Kunming - Cina, 1 marzo 2007

Incontro Jennifer (nome inglese, quindi falso, quello vero, cinese non lo ricordo) al Prague café. Ho letto il suo annuncio in una bacheca alcune settimane fa.
Cercava un insegnante di spagnolo o qualcuno con cui fare scambio linguistico.
L’ho chiamata, mi ha risposto che l’insegnante l’ha già trovato, uno spagnolo che è arrivato in città da poco.
Per alcuni giorni abbiamo continuato a scambiarci qualche SMS e poi abbiamo deciso di incontrarci per un caffè ed una chiacchierata. Ed eccoci qua.
Parliamo inglese, di spagnolo conosce soltanto poche parole.
“Perché ti interessa studiare lo spagnolo?”.
E’ l’ovvia domanda con cui rompo il ghiaccio.
Perché le piace la Spagna, un giorno vuole visitarla, magari trovare un lavoro, viverci.
“E poi lo spagnolo lo puoi usare in molti altri posti”.
E’ abbastanza ferrata in geografia e per un po’ ci intratteniamo con una interessante conversazione sul sud America, che probabilmente non si riuscirebbe a mettere su nemmeno con molti occidentali.

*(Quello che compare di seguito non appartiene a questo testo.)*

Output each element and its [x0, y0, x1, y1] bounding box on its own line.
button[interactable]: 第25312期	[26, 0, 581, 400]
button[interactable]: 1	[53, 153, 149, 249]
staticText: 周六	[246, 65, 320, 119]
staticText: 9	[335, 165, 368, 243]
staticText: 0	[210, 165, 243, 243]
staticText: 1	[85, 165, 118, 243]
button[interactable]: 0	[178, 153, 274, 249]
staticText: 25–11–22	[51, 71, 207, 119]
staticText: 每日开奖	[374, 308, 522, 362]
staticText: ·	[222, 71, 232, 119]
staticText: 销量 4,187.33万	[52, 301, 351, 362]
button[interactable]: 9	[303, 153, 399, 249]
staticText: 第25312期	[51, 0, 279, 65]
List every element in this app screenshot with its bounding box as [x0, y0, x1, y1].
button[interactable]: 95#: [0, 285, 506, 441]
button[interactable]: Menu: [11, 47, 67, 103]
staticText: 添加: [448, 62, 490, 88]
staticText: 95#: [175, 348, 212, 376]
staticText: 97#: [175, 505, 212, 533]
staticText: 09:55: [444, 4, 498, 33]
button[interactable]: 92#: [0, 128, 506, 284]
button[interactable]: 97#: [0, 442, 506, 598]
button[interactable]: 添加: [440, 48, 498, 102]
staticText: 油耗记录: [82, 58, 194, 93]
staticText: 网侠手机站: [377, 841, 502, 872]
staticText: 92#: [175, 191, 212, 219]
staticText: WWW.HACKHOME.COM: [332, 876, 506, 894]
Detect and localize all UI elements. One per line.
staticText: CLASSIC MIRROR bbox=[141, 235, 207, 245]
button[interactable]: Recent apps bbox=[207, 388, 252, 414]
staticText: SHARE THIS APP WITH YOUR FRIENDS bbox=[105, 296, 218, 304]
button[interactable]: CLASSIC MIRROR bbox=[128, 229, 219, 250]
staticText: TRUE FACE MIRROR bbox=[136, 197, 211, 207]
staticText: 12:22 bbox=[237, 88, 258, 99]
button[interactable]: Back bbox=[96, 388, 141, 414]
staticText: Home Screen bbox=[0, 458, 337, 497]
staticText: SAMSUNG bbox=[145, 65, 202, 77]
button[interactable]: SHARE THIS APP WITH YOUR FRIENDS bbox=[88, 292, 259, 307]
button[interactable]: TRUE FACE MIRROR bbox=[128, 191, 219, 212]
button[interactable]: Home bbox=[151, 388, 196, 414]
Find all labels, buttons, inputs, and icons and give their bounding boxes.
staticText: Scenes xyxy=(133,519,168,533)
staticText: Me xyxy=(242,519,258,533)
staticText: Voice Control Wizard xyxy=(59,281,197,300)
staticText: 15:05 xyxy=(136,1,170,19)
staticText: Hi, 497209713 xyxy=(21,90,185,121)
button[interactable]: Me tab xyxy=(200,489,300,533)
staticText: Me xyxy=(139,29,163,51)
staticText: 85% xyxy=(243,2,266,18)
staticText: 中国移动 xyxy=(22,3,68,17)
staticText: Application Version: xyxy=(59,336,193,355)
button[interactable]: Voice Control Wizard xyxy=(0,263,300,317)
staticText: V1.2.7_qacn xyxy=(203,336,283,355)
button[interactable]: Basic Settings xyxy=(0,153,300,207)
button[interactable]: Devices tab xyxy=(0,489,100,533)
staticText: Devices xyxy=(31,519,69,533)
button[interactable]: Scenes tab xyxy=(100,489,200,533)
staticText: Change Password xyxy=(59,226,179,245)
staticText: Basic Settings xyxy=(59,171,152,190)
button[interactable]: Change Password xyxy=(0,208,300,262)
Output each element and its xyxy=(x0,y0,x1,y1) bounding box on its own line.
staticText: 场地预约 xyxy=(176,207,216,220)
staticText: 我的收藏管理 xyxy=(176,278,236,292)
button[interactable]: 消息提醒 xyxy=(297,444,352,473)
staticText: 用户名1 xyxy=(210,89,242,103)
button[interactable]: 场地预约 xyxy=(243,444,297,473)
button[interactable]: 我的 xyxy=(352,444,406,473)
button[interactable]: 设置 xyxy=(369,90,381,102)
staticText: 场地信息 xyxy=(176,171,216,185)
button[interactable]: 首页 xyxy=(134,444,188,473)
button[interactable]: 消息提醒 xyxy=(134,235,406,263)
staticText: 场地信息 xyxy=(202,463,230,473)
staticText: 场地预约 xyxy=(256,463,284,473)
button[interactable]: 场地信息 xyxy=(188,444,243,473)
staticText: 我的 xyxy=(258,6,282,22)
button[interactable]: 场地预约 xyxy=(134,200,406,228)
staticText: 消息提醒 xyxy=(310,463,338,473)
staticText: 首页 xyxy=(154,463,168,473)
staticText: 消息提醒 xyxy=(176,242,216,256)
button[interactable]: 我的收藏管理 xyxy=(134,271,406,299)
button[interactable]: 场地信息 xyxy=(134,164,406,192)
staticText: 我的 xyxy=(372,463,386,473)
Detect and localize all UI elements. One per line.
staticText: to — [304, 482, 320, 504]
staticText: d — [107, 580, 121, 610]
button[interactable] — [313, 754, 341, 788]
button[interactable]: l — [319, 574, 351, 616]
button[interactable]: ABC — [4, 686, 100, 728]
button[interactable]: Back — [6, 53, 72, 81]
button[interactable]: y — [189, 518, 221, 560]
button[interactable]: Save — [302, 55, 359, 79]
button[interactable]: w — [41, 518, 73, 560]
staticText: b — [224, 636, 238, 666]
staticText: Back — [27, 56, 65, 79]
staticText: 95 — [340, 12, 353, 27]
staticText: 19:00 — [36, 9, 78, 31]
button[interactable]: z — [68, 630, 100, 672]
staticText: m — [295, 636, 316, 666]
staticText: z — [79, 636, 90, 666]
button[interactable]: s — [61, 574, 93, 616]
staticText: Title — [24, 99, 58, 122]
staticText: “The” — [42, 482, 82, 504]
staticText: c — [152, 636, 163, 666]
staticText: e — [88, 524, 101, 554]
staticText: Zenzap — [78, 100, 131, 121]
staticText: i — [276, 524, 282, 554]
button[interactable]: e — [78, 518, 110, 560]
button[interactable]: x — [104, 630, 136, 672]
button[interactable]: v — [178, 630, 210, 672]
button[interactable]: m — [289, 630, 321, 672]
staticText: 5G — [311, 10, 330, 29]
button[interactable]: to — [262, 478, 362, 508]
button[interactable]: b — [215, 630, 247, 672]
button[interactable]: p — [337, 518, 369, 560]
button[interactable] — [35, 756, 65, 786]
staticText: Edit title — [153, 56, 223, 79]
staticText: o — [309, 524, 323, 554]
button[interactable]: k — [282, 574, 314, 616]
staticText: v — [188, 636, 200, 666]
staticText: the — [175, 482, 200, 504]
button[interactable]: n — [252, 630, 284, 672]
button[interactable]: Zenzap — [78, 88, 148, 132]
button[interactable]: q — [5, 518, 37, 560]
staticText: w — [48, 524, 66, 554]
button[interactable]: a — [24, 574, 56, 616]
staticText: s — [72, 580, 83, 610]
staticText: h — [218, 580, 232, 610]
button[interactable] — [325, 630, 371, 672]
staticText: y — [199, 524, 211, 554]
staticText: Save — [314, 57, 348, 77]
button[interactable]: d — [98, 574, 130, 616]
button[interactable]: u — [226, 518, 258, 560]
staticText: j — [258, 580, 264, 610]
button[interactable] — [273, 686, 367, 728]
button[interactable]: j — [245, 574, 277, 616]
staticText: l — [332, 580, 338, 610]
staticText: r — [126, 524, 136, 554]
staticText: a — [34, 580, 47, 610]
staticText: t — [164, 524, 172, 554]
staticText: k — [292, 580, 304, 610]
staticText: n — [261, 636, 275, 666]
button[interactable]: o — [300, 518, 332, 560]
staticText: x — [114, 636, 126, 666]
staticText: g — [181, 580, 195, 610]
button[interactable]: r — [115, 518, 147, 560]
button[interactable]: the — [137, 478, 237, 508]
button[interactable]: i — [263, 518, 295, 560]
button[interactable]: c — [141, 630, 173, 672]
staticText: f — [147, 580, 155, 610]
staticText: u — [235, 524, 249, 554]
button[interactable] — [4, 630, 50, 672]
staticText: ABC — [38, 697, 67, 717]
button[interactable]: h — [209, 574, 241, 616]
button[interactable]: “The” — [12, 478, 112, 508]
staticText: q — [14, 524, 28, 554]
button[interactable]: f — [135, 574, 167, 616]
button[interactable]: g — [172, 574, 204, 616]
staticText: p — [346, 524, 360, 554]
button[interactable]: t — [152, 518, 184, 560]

Però in sud America non ci vuole andare. Anzi all’inizio sentenzia convinta che “non le piace”.
Incalzata dalla mia curiosita si spiega meglio e mi dice che in realtà non è che non le piaccia, il suo inglese non è perfetto e non ha scelto bene il termine. Semplicemente non le interessa.
Le piace il calcio. Ma quello italiano, a differenza di molti suoi connazionali, non è il suo preferito.
Segue con interesse quello francese e quello spagnolo.
“E perché?”.
“Perché mi piace il calcio offensivo, gli italiani giocano solo in difesa”.
Solo gli italiani? Il solito clichè, ma se si tratta soltanto di calcio, chi se ne frega.
Mi viene in mente un’altra stranezza però.
“Ma come, se ti piace il calcio offensivo. Beh, allora il Brasile è la squadra che fa per te”.
“No, no. Francia e Spagna”.
Niente da fare, con il sud America non vuole proprio aver niente a che fare.
Abbandonato l’argomento calcio parliamo di molte altre cose.
Non è decisamente una bella ragazza, ma è molto sveglia e preparata.
La cosa che mi colpisce di più me la dice più tardi, quando Wen Lin Jie, la via dei caffè occidentali, si è già tinta del giallo intenso del tramonto Yunnanese.
“La vedi quella scuola, dall’altra parte della strada?”.
La conosco bene quella scuola elementare, ci passo davanti tutti i giorni.
E riconosco le divise e i fiocchi rossi al collo dei ragazzini che la frequentano.
Tutti con le scarpe firmate e le mamme che li aspettano all’interno di costose auto straniere.
Appartengono tutti a famiglie benestanti.
“E’ una delle scuole elementari più prestigiose di Kunming”.
“Ma è privata?”.
“No, lo sai che le scuole private in Cina sono generalmente quelle di qualità inferiore”.
Non ne sono sicuro. Ma so per certo che alla maggior parte dei cinesi piace pensare che sia così.
“Ma allora come si spiega che i ragazzini che la frequentano sono tutti ricchi? Qual’è il criterio utilizzato per il diritto all’iscrizione? Vi accedono soltanto i bambini appartenenti alle famiglie del quartiere? (Ci troviamo nei dintorni del parco del Cui Hu, un’area per gente benestante). O vengono utilizzati criteri basati sui meriti scolastici?”.
“No. Vi accedono soltanto i figli dei cinesi che si possono permettere la costosa retta d’iscrizione”.
“Quanto?”
“Alcune migliaia di RMB per quadrimestre”. (Un euro vale all’incirca 10 RMB).
In Cina il governo traccia una netta linea di demarcazione tra le scuole pubbliche di serie A e le altre.
E per l’accesso a questi istituti fa pagare rette degne di alcune scuole private occidentali.
Sembra che non ci siano nemmeno programmi per il conseguimento di borse di studio rivolti agli studenti meritevoli appartenenti a famiglie meno abbienti.
Programmi del genere vengono lanciati soltanto per l’accesso alle università (e anche per queste i livelli qualitativi sono molto variabili, e ben noti a tutti).
Un altro bell’esempio di come il comunismo in Cina sia ormai soltanto una parola vuota.